Range & Habitat: The native Obtuse-Leaved Tick Trefoil occurs in scattered locations in southern, western, and a few other areas in Illinois; it is uncommon within the state. Illinois lies along the NW range limit of this species. Habitats include open sandy woodlands, upland rocky woodlands, sandy savannas, woodland edges, rocky glades, and powerline clearances in sandy or rocky woodlands. Occasional wildfires or other disturbance tends to increase populations of this wildflower in the preceding habitats.
Faunal Associations: The flowers offer only pollen as a reward to insect visitors. These floral visitors consist primarily of bumblebees (Bombus spp.), long-horned bees (Melissodes spp.), and leaf-cutting bees (Megachile spp.). Other insects feed on the foliage, flowers, seedpods, or plant juices of Desmodium spp. (Tick Trefoil species). These insect feeders include such skipper caterpillars as Achalarus lyciades (Hoary Edge), Thorybes bathyllus (Southern Cloudywing), Thorybes pylades (Northern Cloudywing), and Epargyreus clarus (Silver-Spotted Skipper); the caterpillars of the butterflies Everes comyntas (Eastern Tailed Blue) and Strymon melinus (Gray Hairstreak) also feed on these plants. Other insects feeders include various beetles, stink bugs, aphids, thrips, and moths (see Insect Table for a listing of these species). Among vertebrate animals, the seeds are eaten by some upland gamebirds (Bobwhite, Wild Turkey) and small rodents (White-Footed Mouse, Deer Mouse), while the foliage is browsed by White-Tailed Deer and the Cottontail Rabbit. The foliage is also palatable to cattle, horses, and sheep. The seedpods cling readily to the fur of animals and the clothing of humans; as a result, the seeds are distributed to new locations.
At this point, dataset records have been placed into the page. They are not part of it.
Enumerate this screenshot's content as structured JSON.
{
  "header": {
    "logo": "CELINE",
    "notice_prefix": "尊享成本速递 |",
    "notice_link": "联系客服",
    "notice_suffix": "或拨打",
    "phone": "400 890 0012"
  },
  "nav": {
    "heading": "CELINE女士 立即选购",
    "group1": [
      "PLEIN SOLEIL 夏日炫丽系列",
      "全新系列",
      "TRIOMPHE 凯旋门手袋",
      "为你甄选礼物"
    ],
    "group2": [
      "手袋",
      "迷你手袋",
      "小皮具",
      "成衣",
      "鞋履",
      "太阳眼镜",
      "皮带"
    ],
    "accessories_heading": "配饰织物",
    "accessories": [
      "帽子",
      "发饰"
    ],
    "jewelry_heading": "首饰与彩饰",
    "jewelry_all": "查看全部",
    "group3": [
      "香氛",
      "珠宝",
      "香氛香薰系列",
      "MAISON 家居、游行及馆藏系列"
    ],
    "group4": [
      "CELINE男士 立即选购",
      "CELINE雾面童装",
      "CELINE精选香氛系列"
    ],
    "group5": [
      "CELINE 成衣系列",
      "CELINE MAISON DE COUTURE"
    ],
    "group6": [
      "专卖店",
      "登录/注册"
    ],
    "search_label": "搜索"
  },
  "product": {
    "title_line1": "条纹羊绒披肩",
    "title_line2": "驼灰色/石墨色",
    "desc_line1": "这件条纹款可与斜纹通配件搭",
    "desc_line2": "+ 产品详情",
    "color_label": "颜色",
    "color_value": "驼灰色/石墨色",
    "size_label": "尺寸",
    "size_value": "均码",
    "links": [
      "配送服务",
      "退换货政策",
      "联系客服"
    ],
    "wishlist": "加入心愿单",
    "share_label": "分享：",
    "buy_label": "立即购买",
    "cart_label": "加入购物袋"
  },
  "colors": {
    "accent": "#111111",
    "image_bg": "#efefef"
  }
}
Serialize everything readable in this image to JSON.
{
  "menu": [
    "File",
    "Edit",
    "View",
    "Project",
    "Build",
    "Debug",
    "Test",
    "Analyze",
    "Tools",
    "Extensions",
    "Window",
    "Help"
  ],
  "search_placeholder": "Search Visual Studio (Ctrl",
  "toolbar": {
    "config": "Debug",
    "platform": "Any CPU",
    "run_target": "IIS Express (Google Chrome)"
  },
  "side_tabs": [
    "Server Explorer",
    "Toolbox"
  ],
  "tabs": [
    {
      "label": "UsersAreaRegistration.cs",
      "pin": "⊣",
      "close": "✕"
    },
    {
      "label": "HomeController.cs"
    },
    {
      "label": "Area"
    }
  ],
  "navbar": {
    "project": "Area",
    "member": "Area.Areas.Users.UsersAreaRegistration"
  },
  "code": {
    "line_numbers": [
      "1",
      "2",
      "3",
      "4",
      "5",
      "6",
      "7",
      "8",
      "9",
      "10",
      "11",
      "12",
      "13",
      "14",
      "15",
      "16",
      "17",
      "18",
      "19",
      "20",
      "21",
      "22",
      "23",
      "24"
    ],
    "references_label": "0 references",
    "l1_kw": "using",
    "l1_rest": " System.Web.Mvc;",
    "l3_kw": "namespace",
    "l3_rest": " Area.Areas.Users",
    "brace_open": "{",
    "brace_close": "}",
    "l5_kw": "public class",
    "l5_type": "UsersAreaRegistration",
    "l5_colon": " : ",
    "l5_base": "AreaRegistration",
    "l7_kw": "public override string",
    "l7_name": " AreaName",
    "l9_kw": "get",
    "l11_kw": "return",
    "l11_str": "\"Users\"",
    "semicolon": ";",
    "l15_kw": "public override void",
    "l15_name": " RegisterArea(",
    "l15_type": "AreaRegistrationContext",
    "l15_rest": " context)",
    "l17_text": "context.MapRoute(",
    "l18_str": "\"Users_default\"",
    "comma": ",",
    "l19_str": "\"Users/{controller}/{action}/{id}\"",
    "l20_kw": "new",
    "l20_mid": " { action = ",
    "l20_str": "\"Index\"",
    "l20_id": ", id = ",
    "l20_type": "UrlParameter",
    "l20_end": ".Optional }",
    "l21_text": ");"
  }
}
Photographic Location: A sandy savanna at the Hooper Branch Savanna Nature Preserve in Iroquois County, Illinois.
Comments: This is one of several Desmodium spp. (Tick Trefoil species) in Illinois. Many of these species are found in savannas and open woodlands; their small pinkish flowers are very similar to each other. Obtuse-Leaved Tick Trefoil has wider leaflets than most other species in this genus (about 2-3 times as long as they are wide). Other critical features for identification include the following: 1) the stipules are tiny and deciduous, 2) the loments usually consist of only 2-3 segments, 3) the segments of the loments are rounded on both sides, although more so on their lower sides than their upper sides, and 4) the leaflets are relatively large (up to 2½" long and 1¼" across) and rough-textured. Another common name of this species is Stiff Tick Trefoil, which is derived from an obsolete scientific name, Desmodium rigidum.